Denn was ein bisschen nach Tobe Hoopers sagenhaftem »The Texas Chain Saw Massacre« klingt, in dem eine Handvoll kettensägenschwingender Dorfkannibalen 1974 die hedonistische Leistungsgesellschaft filetierte, hat bei aller selbstreferenziellen Grausamkeit auch 46 Jahre später seinen Ursprung in der politischen Wirklichkeit vorm Fernseher. Die Killer von heute sind nämlich allesamt untote Opfer des Revolverhelden Wyatt Earp, berühmt-berüchtigt geworden bei einer Schießerei am O. K. Corral in Tombstone/Arizona Ende 1881 und auch sonst so schnell am Abzug, dass insgesamt 77 Leichen seinen Weg gepflastert haben.

Nachdem die ersten zwei Staffeln kurze Zeit bei Netflix von den Toten auferstanden waren, um sich an den Ahnen des Marshals zu rächen, zeigt der Spartenkanal Syfy nun alle vier neuen einer Serie, die uns einiges übers Hier und Jetzt erzählt. Endgegnerin der Westernzombies ist nämlich Wyatt Earps Ururenkelin Wynonna (Melanie Scrofano), die als Teil einer halboffiziellen Men-in-Black-Abteilung namens »Badge Division« mit Ururopas magischem Colt Jagd auf dessen Opfer macht. Und weil der bildschönen Geisterjägerin nicht nur ihre sexy Schwester Waverly (Dominique Provost-Chalkley) in Hotpants beisteht, sondern ein FBI-Agent (Shamier Anderson) aus der Stadt und Wyatts früherer Spießgeselle Doc Holliday (Tim Rozon) aus dem Jenseits, wirkt der Frontverlauf unverhofft aktuell.
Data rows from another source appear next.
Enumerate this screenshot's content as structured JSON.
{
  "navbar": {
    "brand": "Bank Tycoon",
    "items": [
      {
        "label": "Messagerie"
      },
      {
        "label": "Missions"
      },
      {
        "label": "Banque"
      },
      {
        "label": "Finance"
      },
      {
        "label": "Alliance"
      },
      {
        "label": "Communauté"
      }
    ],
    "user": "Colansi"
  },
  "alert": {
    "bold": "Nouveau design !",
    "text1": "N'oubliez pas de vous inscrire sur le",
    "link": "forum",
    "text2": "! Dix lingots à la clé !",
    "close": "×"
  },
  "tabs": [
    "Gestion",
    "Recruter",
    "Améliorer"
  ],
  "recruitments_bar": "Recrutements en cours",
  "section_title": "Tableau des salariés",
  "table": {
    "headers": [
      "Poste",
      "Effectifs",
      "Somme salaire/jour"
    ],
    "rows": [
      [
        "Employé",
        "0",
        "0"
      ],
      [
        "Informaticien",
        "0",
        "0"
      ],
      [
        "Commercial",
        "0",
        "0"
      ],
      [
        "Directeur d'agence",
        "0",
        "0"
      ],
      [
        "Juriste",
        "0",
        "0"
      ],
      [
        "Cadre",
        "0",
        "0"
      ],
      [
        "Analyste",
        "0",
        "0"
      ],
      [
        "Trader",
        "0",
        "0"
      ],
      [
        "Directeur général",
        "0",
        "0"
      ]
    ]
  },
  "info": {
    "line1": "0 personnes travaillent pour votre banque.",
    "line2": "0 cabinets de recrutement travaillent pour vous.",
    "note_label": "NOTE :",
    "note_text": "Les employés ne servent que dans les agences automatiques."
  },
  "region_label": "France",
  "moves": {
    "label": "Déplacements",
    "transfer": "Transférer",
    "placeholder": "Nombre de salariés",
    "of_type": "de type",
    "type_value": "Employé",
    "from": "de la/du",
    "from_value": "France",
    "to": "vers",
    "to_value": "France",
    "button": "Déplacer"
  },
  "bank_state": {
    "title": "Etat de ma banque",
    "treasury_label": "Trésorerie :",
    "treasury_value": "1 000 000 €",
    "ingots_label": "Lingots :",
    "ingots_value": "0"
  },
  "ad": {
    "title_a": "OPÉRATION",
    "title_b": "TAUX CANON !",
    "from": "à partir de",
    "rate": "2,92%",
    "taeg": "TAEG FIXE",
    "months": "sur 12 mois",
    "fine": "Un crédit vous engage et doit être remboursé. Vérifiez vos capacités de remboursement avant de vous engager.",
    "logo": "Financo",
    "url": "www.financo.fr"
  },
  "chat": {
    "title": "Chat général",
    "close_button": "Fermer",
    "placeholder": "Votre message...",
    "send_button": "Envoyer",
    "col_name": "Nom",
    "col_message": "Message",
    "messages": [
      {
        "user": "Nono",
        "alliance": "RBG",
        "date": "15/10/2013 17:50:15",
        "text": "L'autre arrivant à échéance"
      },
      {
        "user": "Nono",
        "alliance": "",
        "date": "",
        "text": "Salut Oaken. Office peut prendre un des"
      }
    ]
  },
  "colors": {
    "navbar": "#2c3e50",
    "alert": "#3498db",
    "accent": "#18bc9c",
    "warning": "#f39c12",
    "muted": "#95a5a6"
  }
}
Rechts der Kampflinie im staubigen Städtchen Purgatory: jener abgehängte, tendenziell weiße, meist ältere White Trash, der Donald Trump bis an den Rand des Bürgerkriegs die Treue hält. Links davon die sozial erfolgreichere, mehrheitlich weibliche, sehr diverse Mittelschicht aufgeschlossener Mittelstandskinder, denen Joe Biden seinen Wahlsieg verdankt. Dass er nur ein paar Tage vor der Ausstrahlung erfolgte, ist selbstverständlich Zufall. Es passt aber perfekt ins Bild - sollte allerdings dennoch nicht vom wahren Kern der Story ablenken.

Ungeachtet der soziokulturellen Metaebene ist »Wynonna Earp« schließlich vor allem eines: unterhaltsame Horror-Action mit Hektoliterweise Kunstblut plus angemessener Prise (Galgen-)Humor, für die ganz besonders der hinreißend flamboyante Nostalgiker Doc Holliday sorgt. Natürlich strotzt auch dieses Produkt aus dem wachsenden Fundus blutiger Fernsehmärchen vor Klischees. Frauen sind siedend heiß und Männer Kerle, deren Aufritte vielfach zu pathetisch geraten, ihre Wortgefechte zu gestanzt, die Duelle zu bildgewaltig. Aber gut - als Vorlage dient Showrunnerin Emily Andras (»Lost Girl«), ja auch die gleichnamige Comic-Reihe von Beau Smith. Realismus und Objektivität spielen da naturgemäß eher Nebenrollen.

So wird »Wynonna Earp« zu einer Art »Buffy« des neuen Jahrtausends, wenngleich ohne die lustigen Spätpubertätsprobleme der Geisterjägerin aus den 90er Jahren, dafür mit ebenso großer Lust am Vermischen unvereinbarer Genres und Perspektiven im Tonfall der Gesellschaftssatire. »Black Badge Agents fliegen normalerweise unterm Radar«, mahnt FBI-Agent Dolls, als seine Mitstreiterin in aller Öffentlichkeit mit heller Freude am Showkampf Untote erledigt, »du bist eben gerade über dem Radar geflogen mit einem brennenden pinken Jet«. So ungefähr fühlt sich diese Horrorserie fast unablässig an - und wird dadurch ganz schön sehenswert.